The largest Charedi school in the UK has been told it is in breach of equality law because it teaches boys and girls separately.
Beis Rochel d’Satmar Girls School in Stamford Hill, which has 1,712 pupils, takes boys up to the age of 12 but teaches them in a different building.
A year ago the Appeal Court ruled it was illegal for a state-aided Muslim school entirely to segregate boys and girls - although single-sex schools remain acceptable.
Beis Rochel leaders told Ofsted they plan to split it into separate boys' and girls' schools from next month.
The school, ranked overall as requiring improvement, was already above its official maximum of 1,475 pupils, inspectors noted.
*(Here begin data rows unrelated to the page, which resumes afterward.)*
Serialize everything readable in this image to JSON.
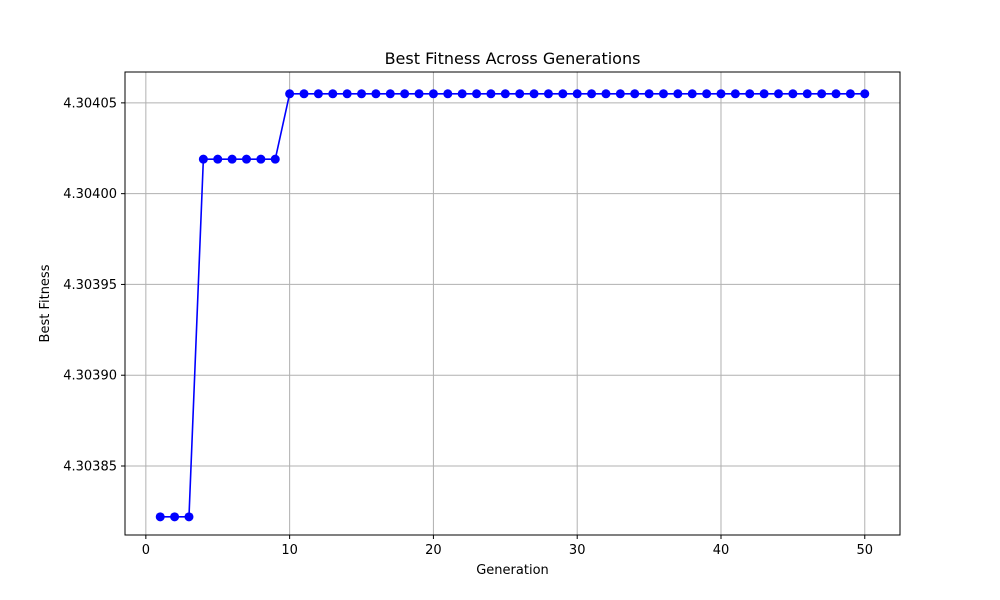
{
  "chart_data": {
    "type": "line",
    "title": "Best Fitness Across Generations",
    "xlabel": "Generation",
    "ylabel": "Best Fitness",
    "xlim": [
      -1.45,
      52.45
    ],
    "ylim": [
      4.303812,
      4.304067
    ],
    "x_ticks": [
      0,
      10,
      20,
      30,
      40,
      50
    ],
    "x_tick_labels": [
      "0",
      "10",
      "20",
      "30",
      "40",
      "50"
    ],
    "y_ticks": [
      4.30385,
      4.3039,
      4.30395,
      4.304,
      4.30405
    ],
    "y_tick_labels": [
      "4.30385",
      "4.30390",
      "4.30395",
      "4.30400",
      "4.30405"
    ],
    "grid": true,
    "legend": "none",
    "series": [
      {
        "color": "#0000ff",
        "marker": "circle",
        "x": [
          1,
          2,
          3,
          4,
          5,
          6,
          7,
          8,
          9,
          10,
          11,
          12,
          13,
          14,
          15,
          16,
          17,
          18,
          19,
          20,
          21,
          22,
          23,
          24,
          25,
          26,
          27,
          28,
          29,
          30,
          31,
          32,
          33,
          34,
          35,
          36,
          37,
          38,
          39,
          40,
          41,
          42,
          43,
          44,
          45,
          46,
          47,
          48,
          49,
          50
        ],
        "values": [
          4.303822,
          4.303822,
          4.303822,
          4.304019,
          4.304019,
          4.304019,
          4.304019,
          4.304019,
          4.304019,
          4.304055,
          4.304055,
          4.304055,
          4.304055,
          4.304055,
          4.304055,
          4.304055,
          4.304055,
          4.304055,
          4.304055,
          4.304055,
          4.304055,
          4.304055,
          4.304055,
          4.304055,
          4.304055,
          4.304055,
          4.304055,
          4.304055,
          4.304055,
          4.304055,
          4.304055,
          4.304055,
          4.304055,
          4.304055,
          4.304055,
          4.304055,
          4.304055,
          4.304055,
          4.304055,
          4.304055,
          4.304055,
          4.304055,
          4.304055,
          4.304055,
          4.304055,
          4.304055,
          4.304055,
          4.304055,
          4.304055,
          4.304055
        ]
      }
    ]
  }
}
They said boys made less progress than girls and literacy skills remained weak in the early years.
But the introduction of English to the Yiddish-speaking pupils in the early years had had a “positive impact,” whereas before English was taught only from year two.
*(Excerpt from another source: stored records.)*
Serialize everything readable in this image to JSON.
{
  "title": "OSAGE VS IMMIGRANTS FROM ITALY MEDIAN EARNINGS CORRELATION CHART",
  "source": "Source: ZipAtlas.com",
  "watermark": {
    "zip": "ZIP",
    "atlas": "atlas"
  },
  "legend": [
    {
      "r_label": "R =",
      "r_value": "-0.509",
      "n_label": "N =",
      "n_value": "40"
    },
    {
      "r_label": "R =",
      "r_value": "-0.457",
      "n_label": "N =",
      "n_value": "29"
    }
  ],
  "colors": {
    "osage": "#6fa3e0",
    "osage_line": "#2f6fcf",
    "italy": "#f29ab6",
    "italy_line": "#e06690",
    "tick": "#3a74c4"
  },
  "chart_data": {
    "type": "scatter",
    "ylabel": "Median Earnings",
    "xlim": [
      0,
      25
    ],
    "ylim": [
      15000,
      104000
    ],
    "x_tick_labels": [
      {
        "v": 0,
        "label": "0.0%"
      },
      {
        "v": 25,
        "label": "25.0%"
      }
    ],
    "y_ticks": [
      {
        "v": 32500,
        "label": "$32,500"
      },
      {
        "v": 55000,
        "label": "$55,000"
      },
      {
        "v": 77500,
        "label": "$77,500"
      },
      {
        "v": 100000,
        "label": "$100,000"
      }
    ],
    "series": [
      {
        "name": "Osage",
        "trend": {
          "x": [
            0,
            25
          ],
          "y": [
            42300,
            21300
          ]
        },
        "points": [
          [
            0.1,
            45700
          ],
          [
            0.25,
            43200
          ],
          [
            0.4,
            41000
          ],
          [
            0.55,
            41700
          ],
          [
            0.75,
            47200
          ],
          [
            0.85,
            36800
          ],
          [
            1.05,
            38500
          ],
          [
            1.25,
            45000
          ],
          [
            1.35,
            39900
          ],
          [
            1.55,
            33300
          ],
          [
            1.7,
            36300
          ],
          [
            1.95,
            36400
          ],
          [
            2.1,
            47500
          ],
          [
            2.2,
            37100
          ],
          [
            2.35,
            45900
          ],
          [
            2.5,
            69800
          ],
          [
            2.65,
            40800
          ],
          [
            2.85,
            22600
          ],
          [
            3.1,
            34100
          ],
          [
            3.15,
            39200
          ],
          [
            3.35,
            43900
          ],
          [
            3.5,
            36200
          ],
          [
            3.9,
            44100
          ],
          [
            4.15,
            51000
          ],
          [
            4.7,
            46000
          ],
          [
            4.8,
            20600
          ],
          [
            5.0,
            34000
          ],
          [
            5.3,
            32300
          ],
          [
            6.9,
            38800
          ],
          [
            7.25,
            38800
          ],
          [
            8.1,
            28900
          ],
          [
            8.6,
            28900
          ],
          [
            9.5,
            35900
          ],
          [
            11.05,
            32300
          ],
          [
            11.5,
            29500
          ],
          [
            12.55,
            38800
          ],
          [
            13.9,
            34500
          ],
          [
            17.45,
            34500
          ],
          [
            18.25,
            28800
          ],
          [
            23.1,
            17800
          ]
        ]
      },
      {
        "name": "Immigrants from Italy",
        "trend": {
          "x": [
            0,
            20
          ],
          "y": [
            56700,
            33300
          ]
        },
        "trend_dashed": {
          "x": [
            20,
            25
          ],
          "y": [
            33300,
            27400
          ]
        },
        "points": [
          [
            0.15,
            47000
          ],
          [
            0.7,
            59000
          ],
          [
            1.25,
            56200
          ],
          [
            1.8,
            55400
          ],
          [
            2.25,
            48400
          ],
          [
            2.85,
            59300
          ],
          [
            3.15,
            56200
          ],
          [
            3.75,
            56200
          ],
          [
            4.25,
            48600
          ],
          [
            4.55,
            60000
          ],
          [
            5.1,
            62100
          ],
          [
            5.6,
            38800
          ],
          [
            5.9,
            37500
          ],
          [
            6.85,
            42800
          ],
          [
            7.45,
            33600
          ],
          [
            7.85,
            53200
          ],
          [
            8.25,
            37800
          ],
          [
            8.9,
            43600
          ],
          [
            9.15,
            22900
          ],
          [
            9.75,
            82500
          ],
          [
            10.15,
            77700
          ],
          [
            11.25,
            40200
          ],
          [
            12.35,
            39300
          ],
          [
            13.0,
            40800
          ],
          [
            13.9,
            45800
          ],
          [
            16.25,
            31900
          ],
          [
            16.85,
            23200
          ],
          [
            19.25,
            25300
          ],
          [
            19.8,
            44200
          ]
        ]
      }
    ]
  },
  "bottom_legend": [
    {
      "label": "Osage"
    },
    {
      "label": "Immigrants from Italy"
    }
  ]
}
Girls performed particularly well in maths and art in GCSE, while English and maths passes were above the national average.
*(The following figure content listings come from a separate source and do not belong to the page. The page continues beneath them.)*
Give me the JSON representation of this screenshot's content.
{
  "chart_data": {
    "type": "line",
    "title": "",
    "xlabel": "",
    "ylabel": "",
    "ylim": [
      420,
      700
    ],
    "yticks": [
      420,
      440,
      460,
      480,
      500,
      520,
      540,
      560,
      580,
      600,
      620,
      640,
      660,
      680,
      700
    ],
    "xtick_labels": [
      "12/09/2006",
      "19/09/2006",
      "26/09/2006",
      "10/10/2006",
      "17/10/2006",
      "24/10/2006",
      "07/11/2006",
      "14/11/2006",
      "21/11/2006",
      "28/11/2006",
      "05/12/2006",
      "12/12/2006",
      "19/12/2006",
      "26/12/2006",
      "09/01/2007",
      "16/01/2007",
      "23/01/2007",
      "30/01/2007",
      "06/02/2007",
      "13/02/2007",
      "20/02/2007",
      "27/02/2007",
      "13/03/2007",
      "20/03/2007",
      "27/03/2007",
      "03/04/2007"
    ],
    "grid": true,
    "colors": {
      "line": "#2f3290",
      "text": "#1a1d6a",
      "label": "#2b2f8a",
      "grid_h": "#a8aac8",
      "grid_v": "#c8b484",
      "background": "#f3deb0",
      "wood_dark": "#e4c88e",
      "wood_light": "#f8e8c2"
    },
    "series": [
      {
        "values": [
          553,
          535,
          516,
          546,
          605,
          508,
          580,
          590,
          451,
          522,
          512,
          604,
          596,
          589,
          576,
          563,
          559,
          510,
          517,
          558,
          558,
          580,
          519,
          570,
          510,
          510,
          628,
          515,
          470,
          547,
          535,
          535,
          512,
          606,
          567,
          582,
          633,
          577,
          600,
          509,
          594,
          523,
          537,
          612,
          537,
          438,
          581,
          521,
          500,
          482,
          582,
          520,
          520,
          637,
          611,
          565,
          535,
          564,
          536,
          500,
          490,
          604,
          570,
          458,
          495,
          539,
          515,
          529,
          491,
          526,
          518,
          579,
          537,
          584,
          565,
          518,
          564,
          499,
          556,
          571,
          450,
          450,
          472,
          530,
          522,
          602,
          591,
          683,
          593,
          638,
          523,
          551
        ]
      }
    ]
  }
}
Although the school had a sixth form, around one in five girls left to get married before achieving any qualifications.
Inspectors found that textbooks had been edited; in one, the sight of bare arms in images had been redacted, in another a reference to the Ice Age.
But the school met the requirements for teaching British values. “Leaders promote respect for the full range of protected characteristics, in line with the school’s equality and diversity policy,” inspectors commented.
“For example, leaders emphasise respect and tolerance in the way they respond to pupils questions about different types of family group.”
Over the past few years, strictly Orthodox schools have consistently run into problems with Ofsted’s requirements to take account of the full range of “protected characteristics” in equality law - which include same-sex orientation and gender reassignment.
Another strictly Orthodox independent school, also recently ranked as requiring improvement, Yesodey Hatorah in Stamford Hill, was criticised for not ensuring that pupils had been made aware of “all the protected characteristics”.
The school - which teaches primary-age boys and girls, and boys at secondary level - was also reported to be in breach of equality law for segregating the sexes. However, Ofsted said “secure plans” were in place to register the girls’ building as a separate school.
The level of teaching in both religious and subjects at Yesodey Hatorah was good.
In another recent report, an independent Charedi boys school, Talmud Torah Chinuch Norim in Salford, which has applied to raise its age limit from 12 to 13, has been told by Ofsted it was now meeting the necessary standards.
Meanwhile, Chinuch UK, the representative group for Charedi education launched earlier this year, is encouraging supporters to sign a general petition expressing concern over plans for relationships and sex education.
The government has suggested that the RSE teaching should include same-sex relationships.
The petition voices “grave concerns about the physical, psychological and spiritual implications of teaching children about certain sexual and relational concepts proposed in RSE and believe that they have no place within a mandatory school curriculum”.